Do you (really) unlock the value from your Big Data?

Last Wednesday I was trying to look for a specific slide in one of the many PowerPoint presentations I have on my laptop, and kept stumbling across new presentations that I had completely forgotten I had there…well, there are tactics that I developed in the past years on how to organize my documents better, however I still from time to time get lost and frustrated when I can’t find what I am looking for, although I’m sure I have it there… somewhere...

If it’s any consolation, none of us can really handle the data assets that we collect, edit and create on our personal laptops, so imagine how troublesome this is for a large Enterprise.

We find that enterprises have several ‘blind spots’ - not knowing what they should already know - because they don’t know what they have. They have the data; they just can’t easily get to it. This is the main pain point with unlocking value from Big Data.

In my mind, the situation that organizations are facing today with having access to multiple sources and touch-points of data will just go and worsen over time. As the offering of data platforms out there is very wide and probably will expand even further, the need for analytical models to gain insights from these data platforms will also increase. Yet, is having a Big Data platform enough to unlock the hidden value of information?

Who can ask the right question?

There is another dimension of complexity that organizations are bound to encounter, even after they manage to connect all their data into a central location and extract insight from it.   The next stage will be “tell me something I didn’t know I should look for, and that I can actually do something about…”; or in other words, the rising challenge will be about “who can ask the right question?”

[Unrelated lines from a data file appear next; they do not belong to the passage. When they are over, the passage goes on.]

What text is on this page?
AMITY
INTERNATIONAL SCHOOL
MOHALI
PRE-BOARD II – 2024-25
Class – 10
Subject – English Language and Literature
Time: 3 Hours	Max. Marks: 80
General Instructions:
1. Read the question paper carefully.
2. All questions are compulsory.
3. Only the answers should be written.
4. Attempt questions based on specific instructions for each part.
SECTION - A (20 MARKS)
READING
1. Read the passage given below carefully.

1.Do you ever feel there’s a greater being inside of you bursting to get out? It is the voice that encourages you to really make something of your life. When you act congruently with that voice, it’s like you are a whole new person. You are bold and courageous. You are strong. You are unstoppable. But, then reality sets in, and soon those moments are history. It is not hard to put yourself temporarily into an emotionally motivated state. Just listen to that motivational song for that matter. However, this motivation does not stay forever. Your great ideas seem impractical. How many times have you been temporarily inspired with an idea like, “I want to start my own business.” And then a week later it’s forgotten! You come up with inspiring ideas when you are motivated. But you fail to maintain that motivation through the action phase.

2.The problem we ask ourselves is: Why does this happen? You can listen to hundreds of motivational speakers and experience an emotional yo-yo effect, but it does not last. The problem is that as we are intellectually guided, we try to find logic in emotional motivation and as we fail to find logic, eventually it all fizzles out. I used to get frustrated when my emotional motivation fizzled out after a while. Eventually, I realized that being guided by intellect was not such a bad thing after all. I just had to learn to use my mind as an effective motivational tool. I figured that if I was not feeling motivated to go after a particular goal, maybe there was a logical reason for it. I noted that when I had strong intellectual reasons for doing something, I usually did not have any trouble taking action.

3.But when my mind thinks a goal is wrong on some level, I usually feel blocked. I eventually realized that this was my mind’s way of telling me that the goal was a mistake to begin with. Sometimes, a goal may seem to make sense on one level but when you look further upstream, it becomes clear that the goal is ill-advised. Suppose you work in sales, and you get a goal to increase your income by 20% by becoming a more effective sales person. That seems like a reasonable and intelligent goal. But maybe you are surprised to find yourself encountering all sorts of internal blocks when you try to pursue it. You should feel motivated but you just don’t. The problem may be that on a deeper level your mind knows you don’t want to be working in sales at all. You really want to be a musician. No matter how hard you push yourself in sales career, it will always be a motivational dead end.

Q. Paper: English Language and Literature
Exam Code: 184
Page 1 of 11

In essence, the queries you will run on the data (that you have access to), the conclusions you will draw based on the answers you got, and the action you take upon them - will serve as the key elements to differentiate the level of service and experience your customers will be getting.

The common (and conservative) analysis that is used today is mostly at the level of running queries on the data and scheduling operational reports for management. At this level of “business intelligence (BI) world” - you have the ‘glasses’ to see what happened, yet, you are not clear on why it happened and what you should do next to improve it / avoid this from happening again. In order to tackle the ‘why’ and ‘how to improve’ questions, you will need to ask different and better questions that are looking at other data elements. These are data elements that can help you get the right conclusion fast; rather than ‘noise’ - adding mystery and confusion to the ‘why’ and ‘how to improve’.

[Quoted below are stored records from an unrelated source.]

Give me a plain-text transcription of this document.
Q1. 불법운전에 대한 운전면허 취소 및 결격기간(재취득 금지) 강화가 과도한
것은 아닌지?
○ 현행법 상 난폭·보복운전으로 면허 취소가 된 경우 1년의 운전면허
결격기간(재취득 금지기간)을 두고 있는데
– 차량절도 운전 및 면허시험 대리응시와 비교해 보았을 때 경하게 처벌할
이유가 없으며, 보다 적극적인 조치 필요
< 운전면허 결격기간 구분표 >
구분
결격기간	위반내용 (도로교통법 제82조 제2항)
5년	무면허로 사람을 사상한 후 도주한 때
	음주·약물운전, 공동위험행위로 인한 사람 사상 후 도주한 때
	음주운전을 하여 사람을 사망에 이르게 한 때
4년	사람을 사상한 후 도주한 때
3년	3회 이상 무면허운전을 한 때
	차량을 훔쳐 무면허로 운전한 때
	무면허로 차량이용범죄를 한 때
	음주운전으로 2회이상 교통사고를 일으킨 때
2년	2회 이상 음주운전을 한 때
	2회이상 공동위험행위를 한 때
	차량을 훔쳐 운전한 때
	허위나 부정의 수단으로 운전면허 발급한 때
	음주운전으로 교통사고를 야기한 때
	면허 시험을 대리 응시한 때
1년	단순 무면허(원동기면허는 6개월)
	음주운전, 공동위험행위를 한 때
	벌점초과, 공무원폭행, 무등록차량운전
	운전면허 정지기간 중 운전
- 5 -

I believe you should be asking different type of questions on relevant customer data (i.e. Customer retail visits, CRM agent notes, billing information, Web logs, Voice data, business data, IVR logs, emails, mobile app and more). Then, you ought to form a customer profile based on customer resolution across these multiple touch points and build automatic sequences of the data based on customer events and intent.

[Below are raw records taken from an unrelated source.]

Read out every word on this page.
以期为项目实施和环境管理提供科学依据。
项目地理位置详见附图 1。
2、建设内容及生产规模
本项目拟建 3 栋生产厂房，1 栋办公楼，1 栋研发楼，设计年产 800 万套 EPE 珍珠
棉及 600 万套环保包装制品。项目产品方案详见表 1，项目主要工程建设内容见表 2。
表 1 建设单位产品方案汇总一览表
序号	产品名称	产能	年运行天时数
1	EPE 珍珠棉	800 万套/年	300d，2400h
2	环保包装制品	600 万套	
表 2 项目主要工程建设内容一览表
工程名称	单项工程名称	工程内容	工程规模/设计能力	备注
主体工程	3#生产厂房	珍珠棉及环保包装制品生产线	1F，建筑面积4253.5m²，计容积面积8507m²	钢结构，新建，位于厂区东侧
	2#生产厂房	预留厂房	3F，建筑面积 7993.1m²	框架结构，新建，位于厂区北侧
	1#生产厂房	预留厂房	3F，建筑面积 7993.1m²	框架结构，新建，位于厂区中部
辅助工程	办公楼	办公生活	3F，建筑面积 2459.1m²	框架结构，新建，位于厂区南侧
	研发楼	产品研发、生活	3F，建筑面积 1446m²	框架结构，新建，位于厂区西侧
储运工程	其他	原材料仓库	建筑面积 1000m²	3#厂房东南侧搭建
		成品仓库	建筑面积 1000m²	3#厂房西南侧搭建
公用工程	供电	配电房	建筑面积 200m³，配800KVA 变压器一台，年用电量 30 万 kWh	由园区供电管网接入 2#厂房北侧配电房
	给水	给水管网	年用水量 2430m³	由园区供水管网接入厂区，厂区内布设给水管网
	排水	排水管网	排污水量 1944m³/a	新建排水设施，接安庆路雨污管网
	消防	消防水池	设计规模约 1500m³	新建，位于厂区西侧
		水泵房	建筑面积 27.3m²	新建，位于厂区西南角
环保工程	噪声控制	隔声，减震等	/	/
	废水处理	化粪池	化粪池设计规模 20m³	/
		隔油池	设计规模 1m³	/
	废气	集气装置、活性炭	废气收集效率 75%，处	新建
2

These sequences should be assembled in multiple layers to address multiple business scenarios. The idea is to sequence these large amounts of data in order to find the intent in these behavioral patterns which eventually can assist the business to take next best action in offline- and real-time. For example, sequence the data according to customer events timeline so you can understand the entire customer journey, sequence by repeat callers, sequence by repeat topics, by intent, by propensity to complain, by propensity to call, to buy and more.

I couldn’t find the exact PowerPoint presentation I was looking for, but I thought that this type of implementation (asking what slide I was looking for, rather than search by the file name) can yield significant business value, from reducing the manual effort to search and retrieve data.